I have a M\times N matrix A where N>>M. I need to compute the SVD of sub-matrices using a sliding window over the columns, i.e. svd(A[:,1:k]), svd(A[:,2:k+1]), svd(A[:,3:k+2])…

Does anybody know of an efficient way to update an SVD when the 1st column is removed and a new last column is added? Would this be considered a rank-1 update?

It’s a rank-1 update and a permutation. Here is some explanatory code:

# Whole matrix
A = rand(3, 3)
# First 2 cols
B = A[:, 1:2]
s = svd(B)
# The matrix that replaces the first col by the third
C = zeros(size(B))
C[:, 1] .= -A[:, 1] + A[:, 3]
# Standard basis vector with 1 at the index of the vector to be replaced in B
# Length of e is the number of columns of B
e = zeros(2); e[1] = 1;
# Low rank representation of C
C == (-A[:, 1] + A[:, 3]) * e'
# Low rank update
B += C
# New SVD
s = svd(B)
# But we want the third col to be after the second col, not before
# Easy, just permute the columns of Vt
new_Vt = s.Vt[:, [2, 1]]
s = SVD(s.U, s.S, new_Vt)
# Sanity check
s2 = svd(A[:,2:3])
isapprox(s.U, s2.U)
isapprox(s.Vt, s2.Vt)
isapprox(s.S, s2.S)

I don’t think it’s possible in general. You can easily update lu and qr, but not svd. In fact, Galois theory tells you that you can’t find the eigenvalues of a 5x5 matrix without some kind of (in principle infinite) iteration, so there should be no straightforward algorithm for svd updating. Of course there can be non-straightforward ones, I just don’t know any.

Thanks for the example, but unless I am overlooking something I don’t think this is quite what I am looking for.
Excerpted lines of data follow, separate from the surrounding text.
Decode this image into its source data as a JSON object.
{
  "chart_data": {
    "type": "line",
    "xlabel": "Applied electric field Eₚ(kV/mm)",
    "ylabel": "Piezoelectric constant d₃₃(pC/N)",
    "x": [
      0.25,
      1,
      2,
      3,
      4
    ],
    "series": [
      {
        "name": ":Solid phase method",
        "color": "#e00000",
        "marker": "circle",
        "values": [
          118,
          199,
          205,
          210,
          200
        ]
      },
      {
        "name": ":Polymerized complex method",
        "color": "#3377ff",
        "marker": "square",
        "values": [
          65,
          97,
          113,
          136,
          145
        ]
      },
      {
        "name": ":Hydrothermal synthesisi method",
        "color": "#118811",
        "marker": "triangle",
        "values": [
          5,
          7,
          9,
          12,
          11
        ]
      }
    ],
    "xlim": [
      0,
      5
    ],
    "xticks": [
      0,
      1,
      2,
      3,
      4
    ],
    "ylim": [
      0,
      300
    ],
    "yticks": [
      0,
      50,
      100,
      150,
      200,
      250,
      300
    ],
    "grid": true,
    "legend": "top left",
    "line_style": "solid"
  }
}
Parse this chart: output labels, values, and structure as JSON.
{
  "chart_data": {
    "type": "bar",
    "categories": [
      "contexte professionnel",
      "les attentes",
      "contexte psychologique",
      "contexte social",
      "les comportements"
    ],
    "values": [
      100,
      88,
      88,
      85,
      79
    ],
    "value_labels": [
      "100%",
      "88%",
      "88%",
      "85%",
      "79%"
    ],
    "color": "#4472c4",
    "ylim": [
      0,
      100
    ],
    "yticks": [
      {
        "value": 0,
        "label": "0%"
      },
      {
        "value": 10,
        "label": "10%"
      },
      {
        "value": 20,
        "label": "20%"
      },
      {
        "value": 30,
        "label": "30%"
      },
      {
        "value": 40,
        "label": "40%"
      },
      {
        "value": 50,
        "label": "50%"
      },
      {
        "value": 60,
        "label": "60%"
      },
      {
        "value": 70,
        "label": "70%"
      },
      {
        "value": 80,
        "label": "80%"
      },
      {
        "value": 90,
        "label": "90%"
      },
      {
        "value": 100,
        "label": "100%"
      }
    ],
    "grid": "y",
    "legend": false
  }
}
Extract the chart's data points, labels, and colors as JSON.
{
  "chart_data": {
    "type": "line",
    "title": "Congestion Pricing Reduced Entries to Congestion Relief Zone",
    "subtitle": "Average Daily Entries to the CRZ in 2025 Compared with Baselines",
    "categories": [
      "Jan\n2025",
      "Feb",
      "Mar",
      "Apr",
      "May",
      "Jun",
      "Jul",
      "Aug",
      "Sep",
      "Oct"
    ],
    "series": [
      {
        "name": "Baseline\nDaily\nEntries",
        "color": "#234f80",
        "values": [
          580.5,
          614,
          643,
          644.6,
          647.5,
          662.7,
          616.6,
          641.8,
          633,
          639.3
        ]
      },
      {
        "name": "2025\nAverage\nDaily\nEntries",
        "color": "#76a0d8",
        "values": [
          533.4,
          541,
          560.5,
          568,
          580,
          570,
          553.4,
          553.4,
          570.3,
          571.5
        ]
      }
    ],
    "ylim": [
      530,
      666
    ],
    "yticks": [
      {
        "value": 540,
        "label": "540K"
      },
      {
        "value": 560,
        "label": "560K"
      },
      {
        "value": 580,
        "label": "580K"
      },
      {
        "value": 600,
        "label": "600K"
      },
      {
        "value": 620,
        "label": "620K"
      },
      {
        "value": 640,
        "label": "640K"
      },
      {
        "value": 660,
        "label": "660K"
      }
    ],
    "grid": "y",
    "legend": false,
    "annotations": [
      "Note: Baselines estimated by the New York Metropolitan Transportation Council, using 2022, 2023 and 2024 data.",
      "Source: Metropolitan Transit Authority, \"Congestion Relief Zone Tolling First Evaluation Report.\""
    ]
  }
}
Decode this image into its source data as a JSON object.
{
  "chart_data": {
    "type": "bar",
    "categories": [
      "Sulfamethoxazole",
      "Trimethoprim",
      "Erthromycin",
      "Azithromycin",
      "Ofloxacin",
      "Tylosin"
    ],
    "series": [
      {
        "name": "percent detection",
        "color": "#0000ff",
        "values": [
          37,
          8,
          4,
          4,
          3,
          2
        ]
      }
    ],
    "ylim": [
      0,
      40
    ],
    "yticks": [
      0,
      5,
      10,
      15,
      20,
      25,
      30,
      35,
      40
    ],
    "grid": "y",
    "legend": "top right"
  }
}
My goal is to only compute the SVD once upfront and then compute the new SVD decomposition based on the already computed one directly w/ knowledge of the rank-1 update.

After some more digging I did find some references to an algorithm including a few Python & Matlab examples. I will take a crack and implementing one of these approaches.

I know I am not fully answering your question. I was mostly answering this part:

Once you have the low rank update mechanism, I was assuming that you can find resources online to take you the extra step Should have probably clarified.

Here is a working example of the SVD Rank-1 Update process outline in [Brand 2006]. I also referenced this Python code w/ a few modifications. Note, I added an isapprox helper to compare results.

EDIT: This still needs some work. Although the original matrix can be recovered, the singular values are not correct. I think there is an issue with the normality constraint for the left/right singular vectors

using LinearAlgebra
import Base: ≈
function ≈(A::SVD{T},B::SVD{T}) where T<:Number
A.U*Diagonal(A.S)*A.Vt≈B.U*Diagonal(B.S)*B.Vt
end
function svd_rank_one_update(Q::SVD{T}, a::AbstractArray{T,1}) where T<:Number
U = Q.U
S = Q.S
Vt = Q.Vt
r = length(S)
b = zeros(r+1)
b[end] = 1
m = U'*a
p = a-U*m
Ra = norm(p)
P = p/Ra
Vt = vcat(Vt, zeros(1,size(Vt,2)))
n = Vt'*b
q = b - Vt*n
Rb = norm(q)
Q = q/Rb
K = zeros(r+1, r+1) # could use spzeros
K[1:end-1,end] = m
K[1:end-1,1:end-1] = Diagonal(S)
K[end,end] = Ra
U_P = hcat(U,P)
V_Q = hcat(Vt,Q)
eig_vals , eig_vec = eigen(K)
U_P_dot_Up = U_P*eig_vec
V_Q_dot_Vq = inv(eig_vec)*V_Q
return SVD(U_P_dot_Up, eig_vals, V_Q_dot_Vq)
end

Test:

## Generate data and compute SVD
r = 10
data = rand(r,1000000)
Q = svd(data)
## Augment data w/ a vector & compute SVD
a = rand(r)
data_aug = hcat(data,a)
Q_aug = svd(data_aug)
## Rank-1 update of original SVD
Q_rank1 = svd_rank_one_update(Q,a)
Q_aug ≈ Q_rank1 #true

Benchmark rank-1 update vs. concatenate then svd

@btime svd_rank_one_update($Q,$a) #100.994 ms (43 allocations: 267.05 MiB)
@btime svd(hcat($data,$a)) #504.592 ms (14 allocations: 228.89 MiB)

I am a relative noob to Julia, so any suggested improvements are welcome.